In March, the head of the United Nations announced that the world’s efforts to combat global warming have been insufficient. U.N. Secretary-General António Guterres said, “We are sleepwalking to climate catastrophe.”
Climate experts say that limiting warming to 1.5 degrees is needed to avoid the worst consequences of climate change. But efforts to limit warming to 1.5 degrees Celsius (2.7 Fahrenheit) above preindustrial levels is “on life support,” said Guterres. “It is in intensive care.”
According to Spectrum News, global emissions are on track to increase by almost 14% this decade and coal emissions are at record high levels. “If we continue with more of the same, we can kiss 1.5 (degrees) goodbye,” Guterres said. “Even two degrees may be out of reach, and that would be a catastrophe.”
Guterres called for developed nations to stop funding coal at home and abroad, dismantle coal infrastructure, and phase out the use of coal by 2034. He also encouraged the formation of coalitions to provide emerging economies with resources to speed up their transition from coal to renewable energy.
It’s time for the world to wake up. Said Guterres, “Addiction to fossil fuels is mutually assured destruction.”
When the heavens opened
In my novel Windows of the Heavens, pastor Harley Camden saw a sign of this danger in church one Sunday morning. Heavy rain fell all weekend, causing the river to swell to the highest level since the flood that had overwhelmed the Town of Occoquan several months earlier. The congregation of Riverside Methodist Church filled the entrance to the sanctuary with wet umbrellas, and the mood was gloomy, as sheets of rain rattled the windows throughout the service.
In the middle of his sermon, Harley noticed that entire words in his manuscript had exploded like starbursts on the page, and he wondered — in a moment of panic — if his mental instability was returning. But then another word erupted in front of his eyes, and he saw that it was caused by a drop of water, coming down from the high cathedral ceiling. The roof was leaking, right over the pulpit!
“Excuse me,” he said to the congregation, interrupting his own sermon.
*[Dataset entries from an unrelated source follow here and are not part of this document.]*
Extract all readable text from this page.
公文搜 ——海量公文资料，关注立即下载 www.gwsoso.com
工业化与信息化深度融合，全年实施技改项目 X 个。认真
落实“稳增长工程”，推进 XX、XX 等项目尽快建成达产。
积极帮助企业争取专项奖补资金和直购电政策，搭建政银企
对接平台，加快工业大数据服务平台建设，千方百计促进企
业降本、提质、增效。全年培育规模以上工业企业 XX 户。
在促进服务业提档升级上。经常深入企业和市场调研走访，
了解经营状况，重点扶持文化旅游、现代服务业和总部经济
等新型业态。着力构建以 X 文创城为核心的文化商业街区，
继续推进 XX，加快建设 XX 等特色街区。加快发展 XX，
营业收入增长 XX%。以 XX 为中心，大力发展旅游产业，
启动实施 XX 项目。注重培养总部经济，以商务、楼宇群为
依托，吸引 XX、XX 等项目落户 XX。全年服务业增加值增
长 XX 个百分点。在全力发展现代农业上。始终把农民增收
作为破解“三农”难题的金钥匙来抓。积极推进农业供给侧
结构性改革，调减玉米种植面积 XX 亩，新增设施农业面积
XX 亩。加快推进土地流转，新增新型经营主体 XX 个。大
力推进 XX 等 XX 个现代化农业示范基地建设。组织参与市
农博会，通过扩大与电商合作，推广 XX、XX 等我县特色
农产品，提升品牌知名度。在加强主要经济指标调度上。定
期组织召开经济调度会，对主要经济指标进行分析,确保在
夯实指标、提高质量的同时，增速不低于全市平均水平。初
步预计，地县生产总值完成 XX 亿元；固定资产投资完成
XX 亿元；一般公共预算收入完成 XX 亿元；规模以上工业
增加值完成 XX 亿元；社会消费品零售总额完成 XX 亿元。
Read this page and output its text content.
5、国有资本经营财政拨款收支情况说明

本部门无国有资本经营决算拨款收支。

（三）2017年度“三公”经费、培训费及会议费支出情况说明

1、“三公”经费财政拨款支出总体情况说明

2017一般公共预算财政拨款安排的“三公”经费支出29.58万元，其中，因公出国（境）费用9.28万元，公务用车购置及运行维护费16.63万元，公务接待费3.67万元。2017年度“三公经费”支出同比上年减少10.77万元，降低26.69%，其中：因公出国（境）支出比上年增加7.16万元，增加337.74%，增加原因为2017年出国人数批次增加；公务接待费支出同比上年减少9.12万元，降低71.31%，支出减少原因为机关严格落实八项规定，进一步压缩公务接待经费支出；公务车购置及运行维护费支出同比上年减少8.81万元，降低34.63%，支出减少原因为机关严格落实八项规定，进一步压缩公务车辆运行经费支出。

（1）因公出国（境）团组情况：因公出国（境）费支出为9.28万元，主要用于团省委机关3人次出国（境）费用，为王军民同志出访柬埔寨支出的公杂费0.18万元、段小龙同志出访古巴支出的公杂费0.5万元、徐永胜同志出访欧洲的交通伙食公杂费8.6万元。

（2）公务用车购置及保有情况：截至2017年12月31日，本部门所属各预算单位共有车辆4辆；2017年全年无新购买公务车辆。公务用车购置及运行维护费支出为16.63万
The people looked puzzled until he pointed to the ceiling and said, “We’ve got a leak.” Gathering up his manuscript, he began to move from the pulpit to the lectern, and when he made it halfway across the front of the church, he had an inspiration. Grabbing the baptismal bowl from the stand in front of the lectern, he carried it back to the pulpit and placed it on top, to catch the falling water.
“I’ll be available for baptisms at the end of the service,” he quipped, and then continued his message from the lectern.
Severe weather: A sign of climate change
At the end of the service, a member named Andy Stackhouse joked, “Nice visual aid for your John the Baptist sermon. Water from heaven, falling right into the baptismal bowl.”
“Took a lot of preparation,” Harley said, shaking hands at the door.
“Really brought your words to life,” said the old Navy man.
The rain continued all Sunday, and when Harley woke up on Monday morning he wondered if the river had overflowed its banks. Climbing the stairs to the top level of his townhouse, he looked out the window and saw that the Occoquan River was the color of a latte, topped by swirling foam that spun in enormous whirlpools as it moved quickly downstream. But fortunately, the river had stayed where it belonged, not flooding the town. Small blessings, thought Harley.
Heading down to the kitchen, he turned on the radio and heard that the region’s annual rainfall record had been broken over the weekend, making 2018 the wettest in 129 years. No surprise there. Having heard that climate change was causing weather events to become more and more severe, he wondered if this record would be broken repeatedly in the years that lay ahead.
Time to wake up, instead of sleep-walking to climate catastrophe.